Programming Assignment 2

CSC323 - Data Analysis and Statistical Software

Due: 5/21/2003

 

You are a recent hire at a company that develops next-generation technologies for the consumer electronics industry. You have been assigned to the embedded/firmware software development team and will be working with DSP software engineers on testing firmware for a new product.
Note: See the What is Embedded Computing article (IEEE Computer, Jan 2002, vol 35, 1) and the DSP FAQ if you are interested in knowing more about embedded computing and DSP's.

You have been asked to analyze the data from a series of tests on two different implementations of a decoding algorithm. The algorithm was designed for high-end audiophile electronics products that must decode encoded audio datastreams in real time. The encoding is done by a standard lossless encoding codec. One of these implementations is an off-the-shelf (OTS) implementation of the decoding algorithm and the other was developed by the in-house software development (IHD) team. The test datastreams were provided by an independent Validation and Verification team.
Note: See the Meridian Lossless Packing article if you are interested in knowing more about one approach to lossless encoding.

The CEO has been informed by the independent Validation and Verification team that the IHD implementation is, on average, 0.9 seconds faster than the OTS implementation. The CEO has indicated that the IHD implementation will only be used if it is more than 0.9 seconds faster than the OTS implementation. The IHD team believes that their implementation is more than 0.9 seconds faster than the OTS implementation but have been told to provide empirical evidence to demonstrate this. The IHD team is convinced that your analysis will provide the necessary evidence.

You have been provided with this data file. Each observation consists of the following values:

Notice that a Test Status indicator has been provided. You are only interested in observations where Test Status is C.

Note: Do not edit the data in any way. You must code your SAS program to read each observation as defined above and ignore those observations that are not needed.

Conduct a thorough analysis of these data. You will need to conduct a test of hypotheses and submit a report summarizing your findings. You must analyze the difference in decoding time for each observation. Remember that each observation represents a test datastream. See additional details below.

  1. Write a SAS program to analyze this dataset. (50%)

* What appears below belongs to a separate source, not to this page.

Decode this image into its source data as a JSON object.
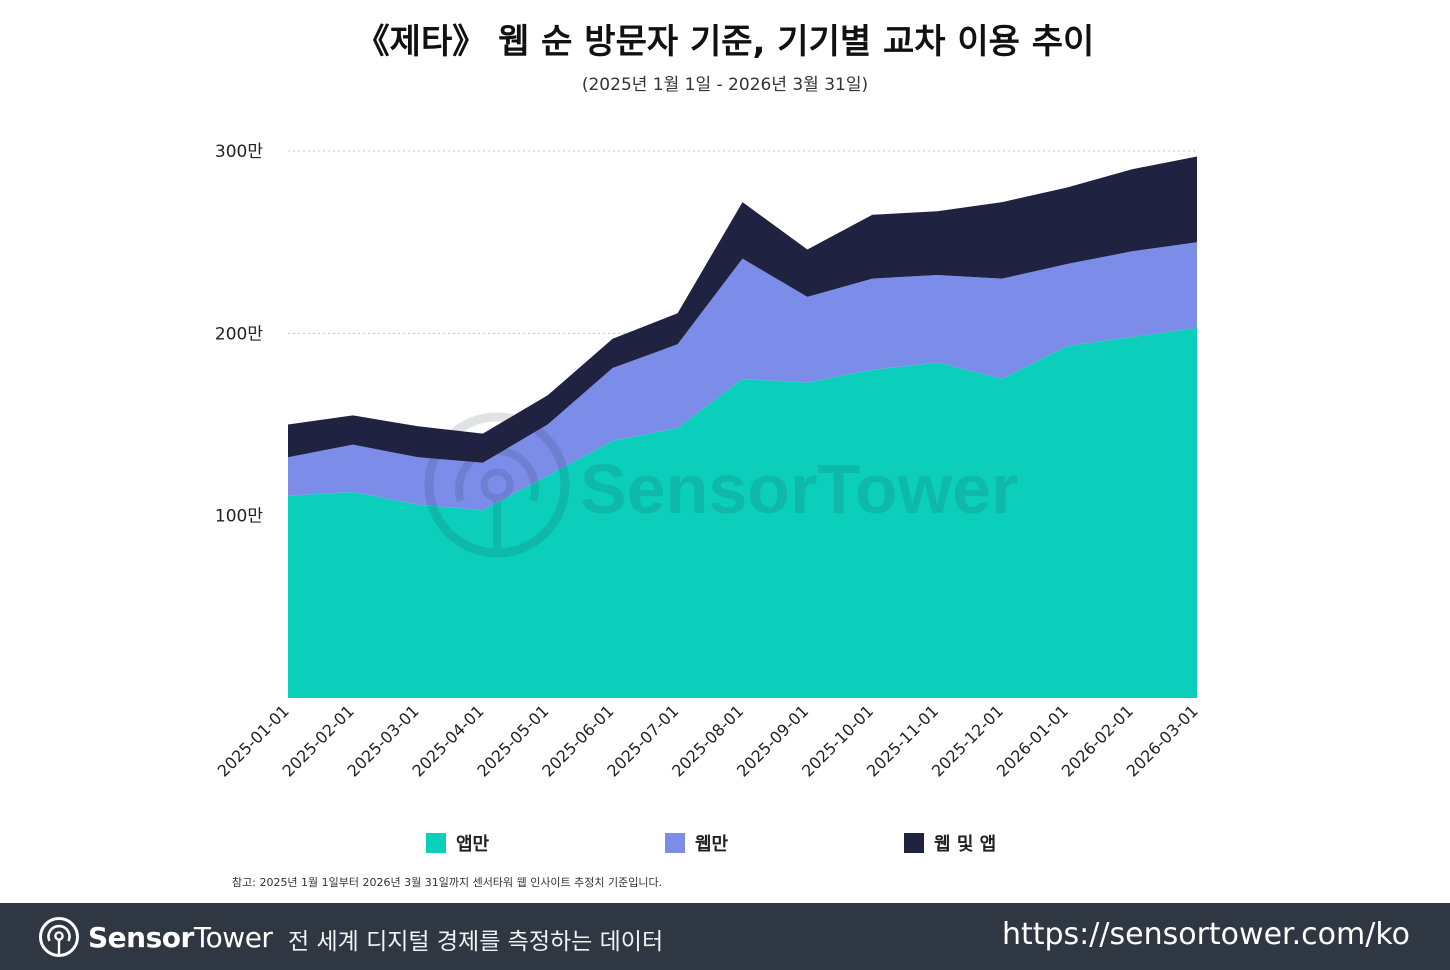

    Your program should do the following:

    1. Read your data from an external file.
    2. Compute the time difference for each observation.
    3. Execute the PRINT procedure.
    4. Use the appropriate SAS procedures to produce the statistics needed to conduct your hypothesis test.

    Note: For PROC PRINT, be sure to use labels for column headings rather than variable names. Use names for data sets and variables that are meaningful. You should generate an appropriate title for the output of these procedures.

  2. Write a short analysis (no more than two pages) of the output of your SAS program. (50%)

    Remember that your analysis is a test of hypotheses and so should at least address the following:

    1. State the primary hypotheses. That is, the NULL and ALTERNATIVE hypotheses for the experiment described above.
    2. Address the normality issue. That is, do you need to establish normality in order to address your primary hypotheses? Justify your answer.
      Note: If you think normality must be established, do not assume normality. Instead, state and address the normality hypotheses. By so doing, you will know if normality is reasonable.
    3. Determine the p-value for your primary hypotheses (i.e. compute the p-value as outlined in Step 3 of the Hypothesis Testing lecture notes). Remember to discuss the significance of the p-value obtained for the primary hypotheses.
    4. Given your findings, briefly discuss which of the implementations will be included in the final product.